By 11:00 we were done with Cereal Camp, and could clean up and go explore the playa, which we did. We saw amazing art, Barbie Death Camp, one of our favorite places, people doing silly things, people doing interesting things and random acts of kindness.
I over prepared this year and I was glad I did. Almost every time someone needed something, I was able to say, "Hold on a sec, I've got that for you." And, I was happy to share. I gave aloe vera to some one with psoriosis, sunglasses, an extra hat, zinc oxcide to someone with a rash, and hand sanitizer at the porta-jons. Half the enjoyment of Burning Man is being in a society where it's alright to give, and giving can be so healing for the soul.
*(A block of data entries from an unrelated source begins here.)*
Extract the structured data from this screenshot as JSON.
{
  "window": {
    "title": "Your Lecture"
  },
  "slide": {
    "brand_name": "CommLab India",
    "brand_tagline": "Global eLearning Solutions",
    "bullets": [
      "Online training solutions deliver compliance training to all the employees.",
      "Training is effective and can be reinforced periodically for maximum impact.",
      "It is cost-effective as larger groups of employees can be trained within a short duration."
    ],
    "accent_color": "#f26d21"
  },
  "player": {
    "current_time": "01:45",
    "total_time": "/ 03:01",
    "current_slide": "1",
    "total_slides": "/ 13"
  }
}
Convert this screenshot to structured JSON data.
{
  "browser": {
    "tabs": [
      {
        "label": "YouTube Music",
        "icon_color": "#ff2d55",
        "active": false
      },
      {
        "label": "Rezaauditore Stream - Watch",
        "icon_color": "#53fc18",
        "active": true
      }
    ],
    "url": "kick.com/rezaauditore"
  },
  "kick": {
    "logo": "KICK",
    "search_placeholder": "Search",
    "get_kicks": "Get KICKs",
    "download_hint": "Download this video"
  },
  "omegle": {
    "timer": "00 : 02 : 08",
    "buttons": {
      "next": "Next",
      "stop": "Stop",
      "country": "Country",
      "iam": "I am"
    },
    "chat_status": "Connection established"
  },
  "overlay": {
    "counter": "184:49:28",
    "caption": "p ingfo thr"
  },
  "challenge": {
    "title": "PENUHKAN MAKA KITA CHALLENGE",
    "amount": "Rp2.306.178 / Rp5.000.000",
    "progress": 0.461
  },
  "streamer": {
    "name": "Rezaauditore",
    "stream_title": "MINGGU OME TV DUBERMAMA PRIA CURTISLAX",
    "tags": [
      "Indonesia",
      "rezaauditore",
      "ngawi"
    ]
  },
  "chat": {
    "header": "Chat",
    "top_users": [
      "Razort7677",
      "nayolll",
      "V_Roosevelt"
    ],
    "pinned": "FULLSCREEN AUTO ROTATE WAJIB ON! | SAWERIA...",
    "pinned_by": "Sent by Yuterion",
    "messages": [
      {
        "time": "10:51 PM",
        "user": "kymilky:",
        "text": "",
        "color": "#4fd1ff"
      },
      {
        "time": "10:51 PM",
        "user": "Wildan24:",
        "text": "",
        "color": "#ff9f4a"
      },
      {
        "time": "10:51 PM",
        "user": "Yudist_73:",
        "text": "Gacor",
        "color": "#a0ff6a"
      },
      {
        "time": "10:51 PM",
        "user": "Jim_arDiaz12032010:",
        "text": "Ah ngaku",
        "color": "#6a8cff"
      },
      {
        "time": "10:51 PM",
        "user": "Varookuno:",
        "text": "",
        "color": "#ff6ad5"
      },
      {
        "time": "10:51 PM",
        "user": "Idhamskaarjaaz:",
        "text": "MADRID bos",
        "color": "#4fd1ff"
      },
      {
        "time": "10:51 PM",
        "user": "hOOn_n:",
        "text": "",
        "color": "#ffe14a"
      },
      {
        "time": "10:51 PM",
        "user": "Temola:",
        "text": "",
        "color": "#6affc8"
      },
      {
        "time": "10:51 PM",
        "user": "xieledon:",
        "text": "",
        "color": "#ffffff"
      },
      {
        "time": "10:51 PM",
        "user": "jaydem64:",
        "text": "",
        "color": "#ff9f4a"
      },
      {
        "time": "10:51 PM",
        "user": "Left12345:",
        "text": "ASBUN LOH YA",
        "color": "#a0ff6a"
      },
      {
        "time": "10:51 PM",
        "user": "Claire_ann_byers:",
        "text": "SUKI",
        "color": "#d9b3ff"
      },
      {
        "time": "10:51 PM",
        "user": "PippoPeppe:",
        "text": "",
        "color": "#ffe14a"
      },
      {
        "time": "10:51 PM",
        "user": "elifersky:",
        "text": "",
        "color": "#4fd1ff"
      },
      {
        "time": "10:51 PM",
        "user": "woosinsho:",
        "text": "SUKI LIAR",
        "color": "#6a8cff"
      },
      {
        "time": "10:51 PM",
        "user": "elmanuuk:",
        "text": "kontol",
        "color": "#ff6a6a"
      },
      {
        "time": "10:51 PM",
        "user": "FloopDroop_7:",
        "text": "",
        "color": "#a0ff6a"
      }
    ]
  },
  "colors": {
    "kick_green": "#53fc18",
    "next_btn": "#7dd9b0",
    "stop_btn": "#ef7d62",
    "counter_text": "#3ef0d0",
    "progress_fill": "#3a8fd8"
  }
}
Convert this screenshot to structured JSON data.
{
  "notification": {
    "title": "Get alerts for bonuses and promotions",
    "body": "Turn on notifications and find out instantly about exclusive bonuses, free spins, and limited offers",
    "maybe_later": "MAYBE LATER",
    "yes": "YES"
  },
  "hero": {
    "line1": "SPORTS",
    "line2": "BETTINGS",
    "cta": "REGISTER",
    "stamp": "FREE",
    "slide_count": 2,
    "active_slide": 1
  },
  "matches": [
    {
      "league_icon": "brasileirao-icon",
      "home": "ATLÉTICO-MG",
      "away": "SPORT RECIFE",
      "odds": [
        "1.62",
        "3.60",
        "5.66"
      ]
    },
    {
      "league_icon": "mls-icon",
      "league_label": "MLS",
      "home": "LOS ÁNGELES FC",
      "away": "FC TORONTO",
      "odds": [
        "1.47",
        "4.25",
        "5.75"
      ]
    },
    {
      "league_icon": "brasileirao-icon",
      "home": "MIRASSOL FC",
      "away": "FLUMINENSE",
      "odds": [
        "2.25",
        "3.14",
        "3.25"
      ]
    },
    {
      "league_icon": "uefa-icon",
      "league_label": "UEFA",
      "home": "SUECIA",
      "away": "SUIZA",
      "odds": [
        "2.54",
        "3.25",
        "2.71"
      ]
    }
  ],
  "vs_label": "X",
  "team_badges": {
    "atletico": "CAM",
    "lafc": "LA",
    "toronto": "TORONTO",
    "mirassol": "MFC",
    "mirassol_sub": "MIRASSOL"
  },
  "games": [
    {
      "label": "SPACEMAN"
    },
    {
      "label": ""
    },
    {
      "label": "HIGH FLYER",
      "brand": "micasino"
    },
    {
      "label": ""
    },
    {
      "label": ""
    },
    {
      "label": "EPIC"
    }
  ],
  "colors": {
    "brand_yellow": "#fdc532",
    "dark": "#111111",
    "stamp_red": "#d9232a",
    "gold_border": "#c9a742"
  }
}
It can make you smile all day. And it's contageous.
For the second year in a row, my son lost his bike on the playa. The first year was my fault, because I forgot the locks. This year he lent his bike to a stoner who had let him play his drums, and of course, the stoner lost it. The guy felt bad about it though. So much so that he actually offered me his pot in return. Now that might not sound all that generous, but here's a guy, who lives in his van, and carries his drums everywhere, and the only other valuable thing he has is his stash...and he was willing to give that up to the mom of the kid whose bike he lost. He was a stoner with a heart of gold. Just the gesture was enough for me.
And because it was, we were blessed with Playa Magic. As I walked back to my camp, I came across an abandoned bike with a blown innertube. I walked the bike back to my camp, fixed the tire and gave it to my son. Yup. That's Burning Man.